Libyagate
Bisogna leggerlo l’ultimo libro di Nello Scavo, Libyagate. Inchieste, dossier, ombre e silenzi. Dovremmo leggerlo tutti, ma in particolar modo chi ha responsabilità di governo e per ben tre volte ha riconfermato lo scellerato patto con il governo libico per bloccare le partenze dei migranti dai porti della Libia. Dovremmo leggerlo tutti, e non solo perché da quelle righe si apprende che cosa patiscono quei «povericristi» che finiscono nei lager libici (violenze, torture, stupri, vessazioni di ogni tipo) nel tentativo di fuggire da fame e miseria, ma anche perché mostra inequivocabilmente i legami esistenti tra carcerieri libici e trafficanti di uomini, da un lato, e contrabbandieri di greggio e armi, trafficanti di cocaina e cosche mafiose, dall’altro. Dovremmo leggerlo, perché mostra, ancora una volta senza rischio di equivoci, che sotto la feroce uccisione della giornalista maltese Daphne Caruana Galizia c’era il tentativo di bloccarne le inchieste che questi legami stavano portando alla luce, mostrando gli interessi economici che legano alcuni faccendieri e politici maltesi con i trafficanti.
Nello Scavo, inviato del quotidiano «Avvenire», da sempre indaga su questi temi e per questo vive sotto scorta da quattro anni. Ma le minacce subite non sono riuscite a zittirne la voce. Anzi. In questo volume Scavo pone domande che una coscienza non solo cristiana, ma semplicemente umana non può evitare: «L’Italia, con gli accordi con la Libia firmati per la prima volta nel 2017 dall’allora governo Gentiloni e riconfermati nel 2020 dal governo Conte e lo scorso febbraio dal governo Meloni, chi sta finanziando?», «È possibile accettare che persone umane vengano detenute nei lager libici pur di non vederle giungere alle coste dell’Europa o addirittura riportarle indietro qualora riescano ad arrivare?», «Che legami si sono instaurati tra politica italiana e alcuni tra i più feroci aguzzini libici ricevuti in modo più o meno riservato dalle nostre autorità?».

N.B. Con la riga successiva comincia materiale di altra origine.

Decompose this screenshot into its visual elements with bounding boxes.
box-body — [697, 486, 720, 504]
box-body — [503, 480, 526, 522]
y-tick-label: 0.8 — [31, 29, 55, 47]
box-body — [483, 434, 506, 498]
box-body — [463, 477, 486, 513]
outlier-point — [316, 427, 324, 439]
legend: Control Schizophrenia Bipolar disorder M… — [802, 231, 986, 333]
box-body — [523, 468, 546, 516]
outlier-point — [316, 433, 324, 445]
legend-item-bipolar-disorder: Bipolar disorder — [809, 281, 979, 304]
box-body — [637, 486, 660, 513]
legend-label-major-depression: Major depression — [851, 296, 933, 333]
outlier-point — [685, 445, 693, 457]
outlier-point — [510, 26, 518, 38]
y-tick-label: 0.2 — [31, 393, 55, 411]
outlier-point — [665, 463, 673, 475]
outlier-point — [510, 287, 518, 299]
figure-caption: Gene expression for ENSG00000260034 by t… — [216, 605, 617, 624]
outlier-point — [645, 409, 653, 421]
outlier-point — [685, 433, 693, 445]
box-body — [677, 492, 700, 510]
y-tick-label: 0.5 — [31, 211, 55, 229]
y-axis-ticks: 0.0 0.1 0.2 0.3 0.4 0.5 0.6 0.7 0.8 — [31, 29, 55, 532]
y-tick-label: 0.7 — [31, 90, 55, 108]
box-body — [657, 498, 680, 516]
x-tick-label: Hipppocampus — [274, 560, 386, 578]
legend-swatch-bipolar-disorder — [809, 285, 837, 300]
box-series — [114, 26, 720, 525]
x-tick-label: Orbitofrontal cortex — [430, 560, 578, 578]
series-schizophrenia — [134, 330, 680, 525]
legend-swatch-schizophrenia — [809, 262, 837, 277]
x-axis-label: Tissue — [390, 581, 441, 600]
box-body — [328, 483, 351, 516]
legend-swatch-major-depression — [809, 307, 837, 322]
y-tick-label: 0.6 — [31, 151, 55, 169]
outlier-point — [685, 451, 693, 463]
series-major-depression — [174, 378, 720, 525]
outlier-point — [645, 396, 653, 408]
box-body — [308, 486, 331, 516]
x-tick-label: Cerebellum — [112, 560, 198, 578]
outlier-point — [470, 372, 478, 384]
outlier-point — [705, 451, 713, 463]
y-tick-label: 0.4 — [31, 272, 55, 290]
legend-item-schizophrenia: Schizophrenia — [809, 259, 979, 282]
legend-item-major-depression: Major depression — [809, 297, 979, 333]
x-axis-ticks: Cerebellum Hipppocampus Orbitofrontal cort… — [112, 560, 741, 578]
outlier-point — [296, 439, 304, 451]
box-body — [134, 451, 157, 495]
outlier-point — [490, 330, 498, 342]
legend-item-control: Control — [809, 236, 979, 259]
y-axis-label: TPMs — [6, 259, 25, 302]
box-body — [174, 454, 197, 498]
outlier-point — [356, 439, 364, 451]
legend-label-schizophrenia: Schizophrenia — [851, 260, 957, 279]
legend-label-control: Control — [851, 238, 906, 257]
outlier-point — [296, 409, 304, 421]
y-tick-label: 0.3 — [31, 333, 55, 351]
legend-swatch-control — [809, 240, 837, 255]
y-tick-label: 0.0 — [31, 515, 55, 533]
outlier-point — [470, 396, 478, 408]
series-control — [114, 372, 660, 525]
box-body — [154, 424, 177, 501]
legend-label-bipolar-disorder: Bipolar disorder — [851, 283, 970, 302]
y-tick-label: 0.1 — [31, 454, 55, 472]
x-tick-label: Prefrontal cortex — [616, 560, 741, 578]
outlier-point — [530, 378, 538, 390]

Domande alle quali, pagina dopo pagina, il volume dà puntuale risposta, elencando una lista di argomenti e fatti ben precisi e circostanziati, che lasciano poco spazio ai dubbi. Come il recente e voluminoso esposto che un gruppo di giuristi ha presentato alla Corte penale dell’Aja, in cui viene ricostruita la filiera della tortura che ha come protagonisti migliaia di migranti e con il quale si chiede che vengano processate le autorità libiche e i loro presunti complici: Italia e Malta. «Nella denuncia – spiega Nello Scavo – si sostiene “che il sostegno fornito dalle autorità italiane e maltesi alla Guardia costiera libica integra una forma di concorso nei crimini commessi contro i migranti, da cui deriva una responsabilità penale internazionale ai sensi dello Statuto della Corte”». Per quanto ancora potremmo dire di «non aver saputo»?